Arabo? No, giapponese! – Toyota docet. Termine nipponico che letteralmente significa “segnale”, il Kanban è un elemento del sistema “just in time” che prevede il reintegro delle scorte man mano che vengono utilizzate. Questo si traduce in riordini effettuati in metodologia “pull”, ovvero “tirati” dagli ordini di produzione.

A livello pratico “il segnale” è costituito da un cartellino su cui sono scritte informazioni specifiche dei singoli articoli (materie prime e strumenti ) presenti in azienda stoccati in contenitori su cui vengono apposti  diversi cartellini. Una volta che un contenitore risulta svuotato – e quindi la scorta esaurita – il cartellino corrispondente viene staccato e apposto su una lavagna in carico ad un operatore che ne leggerà – tramite apposito lettore – il QR code sopra riportato ed emetterà un ordine di “rifornimento” per un altro contenitore (contenente la stessa quantità di prodotto di quello svuotato) prima di riposizionare il cartellino nella parte di lavagna destinata ai kanban già ordinati. Grazie a questo sistema il dimensionamento dei contenitori presenti in azienda e/o il loro numero è sempre condizionato ai consumi, alle tempistiche di gestione logistica e al valore di acquisto.
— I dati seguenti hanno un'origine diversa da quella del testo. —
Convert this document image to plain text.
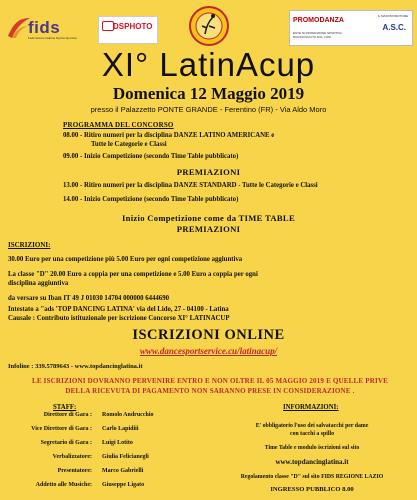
fids
Federazione Italiana Danza Sportiva
DSPHOTO
PROMODANZA
IL MAXIPROMOTORE
A.S.C.
ENTE DI PROMOZIONE SPORTIVA RICONOSCIUTO DAL CONI
XI° LatinAcup
Domenica 12 Maggio 2019
presso il Palazzetto PONTE GRANDE - Ferentino (FR) - Via Aldo Moro
PROGRAMMA DEL CONCORSO
08.00 - Ritiro numeri per la disciplina DANZE LATINO AMERICANE e
Tutte le Categorie e Classi
09.00 - Inizio Competizione (secondo Time Table pubblicato)
PREMIAZIONI
13.00 - Ritiro numeri per la disciplina DANZE STANDARD - Tutte le Categorie e Classi
14.00 - Inizio Competizione (secondo Time Table pubblicato)
Inizio Competizione come da TIME TABLE
PREMIAZIONI
ISCRIZIONI:
30.00 Euro per una competizione più 5.00 Euro per ogni competizione aggiuntiva
La classe "D" 20.00 Euro a coppia per una competizione e 5.00 Euro a coppia per ogni
disciplina aggiuntiva
da versare su Iban IT 49 J 01030 14704 000000 6444690
Intestato a "ads 'TOP DANCING LATINA' via del Lido, 27 - 04100 - Latina
Causale : Contributo istituzionale per iscrizione Concorso XI° LATINACUP
ISCRIZIONI ONLINE
www.dancesportservice.cu/latinacup/
Infoline : 339.5789643 - www.topdancinglatina.it
LE ISCRIZIONI DOVRANNO PERVENIRE ENTRO E NON OLTRE IL 05 MAGGIO 2019 E QUELLE PRIVE DELLA RICEVUTA DI PAGAMENTO NON SARANNO PRESE IN CONSIDERAZIONE .
STAFF:
Direttore di Gara : Romolo Andrucchio
Vice Direttore di Gara : Carlo Lapidiii
Segretario di Gara : Luigi Lotito
Verbalizzatore: Giulia Felicianegli
Presentatore: Marco Gabrielli
Addetto alle Musiche: Giuseppe Ligato
INFORMAZIONI:
E' obbligatorio l'uso dei salvatacchi per dame
con tacchi a spillo
Time Table e modulo iscrizioni sul sito
www.topdancinglatina.it
Regolamento classe "D" sul sito FIDS REGIONE LAZIO
INGRESSO PUBBLICO 8.00
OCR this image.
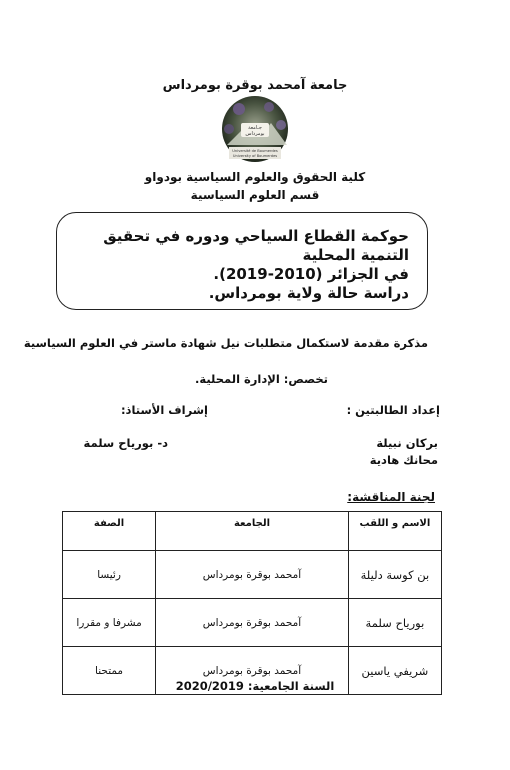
جامعة آمحمد بوقرة بومرداس
جـامعة
بومرداس
Université de Boumerdes
University of Boumerdes
كلية الحقوق والعلوم السياسية بودواو
قسم العلوم السياسية
حوكمة القطاع السياحي ودوره في تحقيق التنمية المحلية
في الجزائر (2010-2019).
دراسة حالة ولاية بومرداس.
مذكرة مقدمة لاستكمال متطلبات نيل شهادة ماستر في العلوم السياسية
تخصص: الإدارة المحلية.
إعداد الطالبتين :
إشراف الأستاذ:
بركان نبيلة
د- بورياح سلمة
محانك هادية
لجنة المناقشة:
الاسم و اللقب	الجامعة	الصفة
بن كوسة دليلة	آمحمد بوقرة بومرداس	رئيسا
بورياح سلمة	آمحمد بوقرة بومرداس	مشرفا و مقررا
شريفي ياسين	آمحمد بوقرة بومرداس	ممتحنا
السنة الجامعية: 2020/2019
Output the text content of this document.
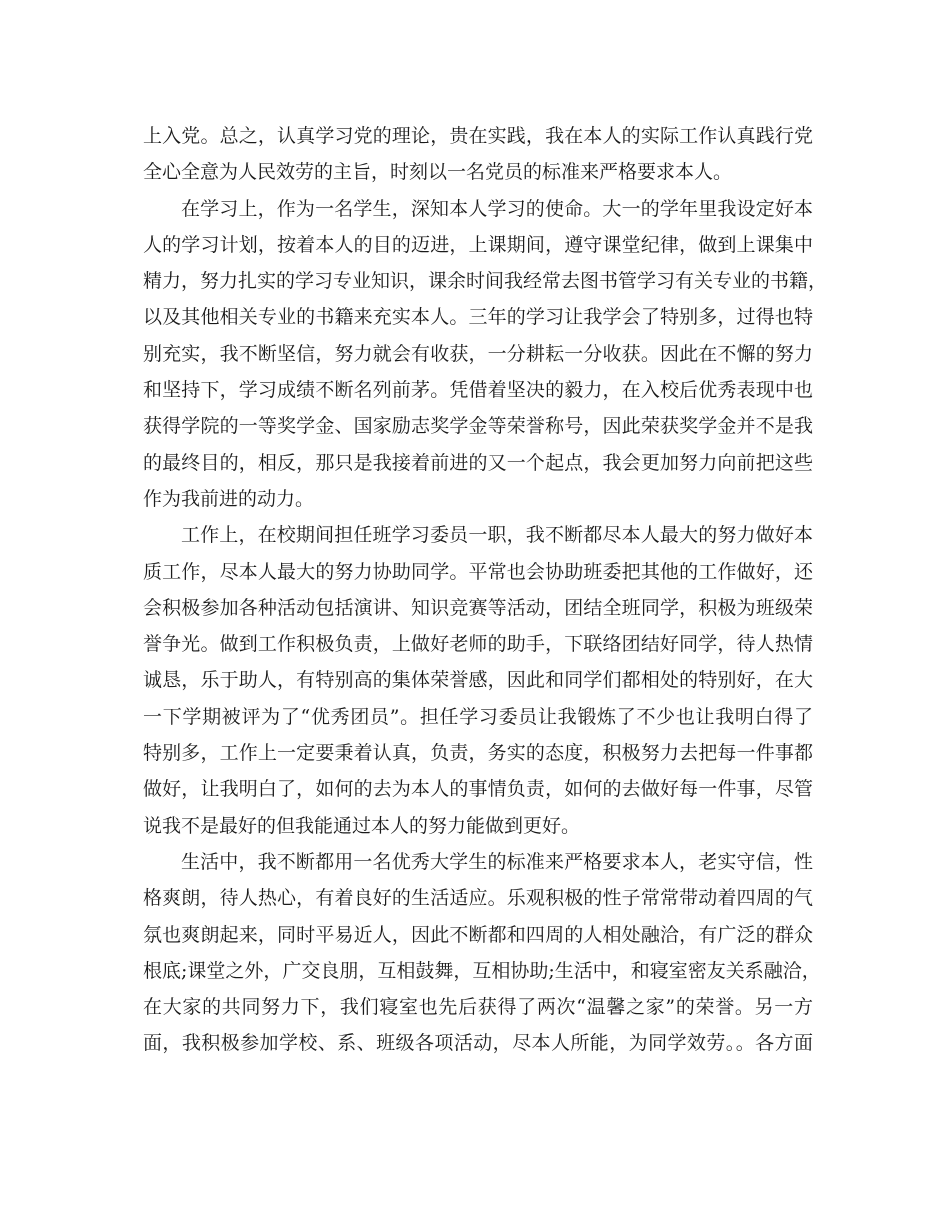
上入党。总之，认真学习党的理论，贵在实践，我在本人的实际工作认真践行党
全心全意为人民效劳的主旨，时刻以一名党员的标准来严格要求本人。
在学习上，作为一名学生，深知本人学习的使命。大一的学年里我设定好本
人的学习计划，按着本人的目的迈进，上课期间，遵守课堂纪律，做到上课集中
精力，努力扎实的学习专业知识，课余时间我经常去图书管学习有关专业的书籍，
以及其他相关专业的书籍来充实本人。三年的学习让我学会了特别多，过得也特
别充实，我不断坚信，努力就会有收获，一分耕耘一分收获。因此在不懈的努力
和坚持下，学习成绩不断名列前茅。凭借着坚决的毅力，在入校后优秀表现中也
获得学院的一等奖学金、国家励志奖学金等荣誉称号，因此荣获奖学金并不是我
的最终目的，相反，那只是我接着前进的又一个起点，我会更加努力向前把这些
作为我前进的动力。
工作上，在校期间担任班学习委员一职，我不断都尽本人最大的努力做好本
质工作，尽本人最大的努力协助同学。平常也会协助班委把其他的工作做好，还
会积极参加各种活动包括演讲、知识竞赛等活动，团结全班同学，积极为班级荣
誉争光。做到工作积极负责，上做好老师的助手，下联络团结好同学，待人热情
诚恳，乐于助人，有特别高的集体荣誉感，因此和同学们都相处的特别好，在大
一下学期被评为了“优秀团员”。担任学习委员让我锻炼了不少也让我明白得了
特别多，工作上一定要秉着认真，负责，务实的态度，积极努力去把每一件事都
做好，让我明白了，如何的去为本人的事情负责，如何的去做好每一件事，尽管
说我不是最好的但我能通过本人的努力能做到更好。
生活中，我不断都用一名优秀大学生的标准来严格要求本人，老实守信，性
格爽朗，待人热心，有着良好的生活适应。乐观积极的性子常常带动着四周的气
氛也爽朗起来，同时平易近人，因此不断都和四周的人相处融洽，有广泛的群众
根底;课堂之外，广交良朋，互相鼓舞，互相协助;生活中，和寝室密友关系融洽，
在大家的共同努力下，我们寝室也先后获得了两次“温馨之家”的荣誉。另一方
面，我积极参加学校、系、班级各项活动，尽本人所能，为同学效劳。。各方面
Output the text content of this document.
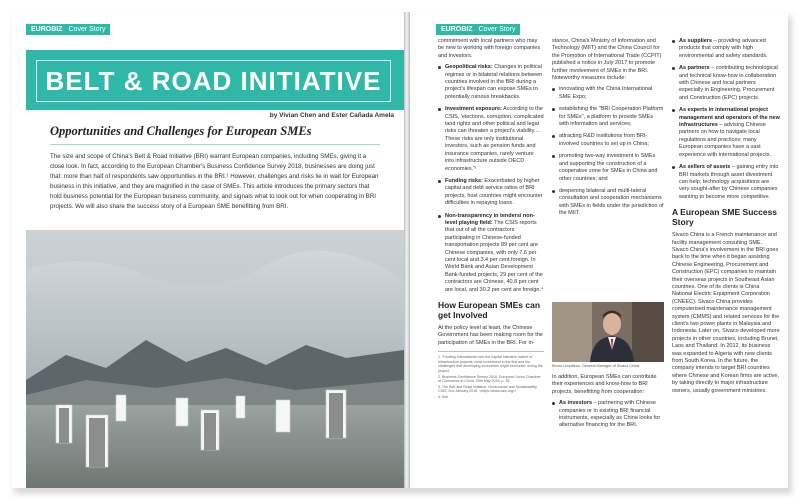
EUROBIZ Cover Story
BELT & ROAD INITIATIVE
by Vivian Chen and Ester Cañada Amela
Opportunities and Challenges for European SMEs
The size and scope of China's Belt & Road Initiative (BRI) warrant European companies, including SMEs, giving it a close look. In fact, according to the European Chamber's Business Confidence Survey 2018, businesses are doing just that: more than half of respondents saw opportunities in the BRI.¹ However, challenges and risks lie in wait for European business in this initiative, and they are magnified in the case of SMEs. This article introduces the primary sectors that hold business potential for the European business community, and signals what to look out for when cooperating in BRI projects. We will also share the success story of a European SME benefitting from BRI.
EUROBIZ Cover Story

commitment with local partners who may be new to working with foreign companies and investors.

Geopolitical risks: Changes in political regimes or in bilateral relations between countries involved in the BRI during a project's lifespan can expose SMEs to potentially ruinous breakbacks.
Investment exposure: According to the CSIS, 'elections, corruption, complicated land rights and other political and legal risks can threaten a project's viability.... These risks are only institutional investors, such as pension funds and insurance companies, rarely venture into infrastructure outside OECD economies.'³
Funding risks: Exacerbated by higher capital and debt service ratios of BRI projects, host countries might encounter difficulties in repaying loans.
Non-transparency in tenders/ non-level playing field: The CSIS reports that out of all the contractors participating in Chinese-funded transportation projects 89 per cent are Chinese companies, with only 7.6 per cent local and 3.4 per cent foreign. In World Bank and Asian Development Bank-funded projects, 29 per cent of the contractors are Chinese, 40.8 per cent are local, and 30.2 per cent are foreign.⁴
How European SMEs can get Involved

At the policy level at least, the Chinese Government has been making room for the participation of SMEs in the BRI. For in-

1. 'Funding International over the capital intensive nature of infrastructure projects, most investment in the first and the challenges that developing economies might encounter during the project'
2. Business Confidence Survey 2018, European Union Chamber of Commerce in China, 29th May 2018, p. 35
3. The Belt and Road Initiative: Governance and Sustainability, CSIS, 2nd January 2018, <https://www.csis.org/>
4. Ibid.

stance, China's Ministry of Information and Technology (MIIT) and the China Council for the Promotion of International Trade (CCPIT) published a notice in July 2017 to promote further involvement of SMEs in the BRI. Noteworthy measures include:

innovating with the China International SME Expo;
establishing the "BRI Cooperation Platform for SMEs", a platform to provide SMEs with information and services;
attracting R&D institutions from BRI-involved countries to set up in China;
promoting two-way investment in SMEs and supporting the construction of a cooperative zone for SMEs in China and other countries; and
deepening bilateral and multi-lateral consultation and cooperation mechanisms with SMEs in fields under the jurisdiction of the MIIT.
Bruno Lhopiteau, General Manager of Sivaco China

In addition, European SMEs can contribute their experiences and know-how to BRI projects, benefitting from cooperation:

As investors – partnering with Chinese companies or in existing BRI financial instruments, especially as China looks for alternative financing for the BRI.
As suppliers – providing advanced products that comply with high environmental and safety standards.
As partners – contributing technological and technical know-how in collaboration with Chinese and local partners especially in Engineering, Procurement and Construction (EPC) projects.
As experts in international project management and operators of the new infrastructures – advising Chinese partners on how to navigate local regulations and practices; many European companies have a vast experience with international projects.
As sellers of assets – gaining entry into BRI markets through asset divestment can help; technology acquisitions are very sought-after by Chinese companies wanting to become more competitive.
A European SME Success Story

Sivaco China is a French maintenance and facility management consulting SME. Sivaco China's involvement in the BRI goes back to the time when it began assisting Chinese Engineering, Procurement and Construction (EPC) companies to maintain their overseas projects in Southeast Asian countries. One of its clients is China National Electric Equipment Corporation (CNEEC). Sivaco China provides computerised maintenance management system (CMMS) and related services for the client's two power plants in Malaysia and Indonesia. Later on, Sivaco developed more projects in other countries, including Brunei, Laos and Thailand. In 2012, its business was expanded to Algeria with new clients from South Korea. In the future, the company intends to target BRI countries where Chinese and Korean firms are active, by taking directly to major infrastructure owners, usually government ministries.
Niente panico: il rifornimento è sempre garantito dalla presenza simultanea di contenitori “pronti per la consegna” presso il magazzini dei fornitori e di ordini produttivi in WIP (work in progress) a reintegro dei contenitori in uscita. Il flusso di approvvigionamento, così ottimizzato, evita -sulla produzione ripetitiva – alti stock di magazzino e i costi derivanti, garantendo la disponibilità dei materiali necessari all’azienda.

Adottando il metodo Kanban ATP ha scelto – già dal 2016 – di cambiare punto d’osservazione analizzando il processo produttivo come un’operazione che va da valle a monte e che si concentra sui materiali e pezzi nel momento si rendono necessari.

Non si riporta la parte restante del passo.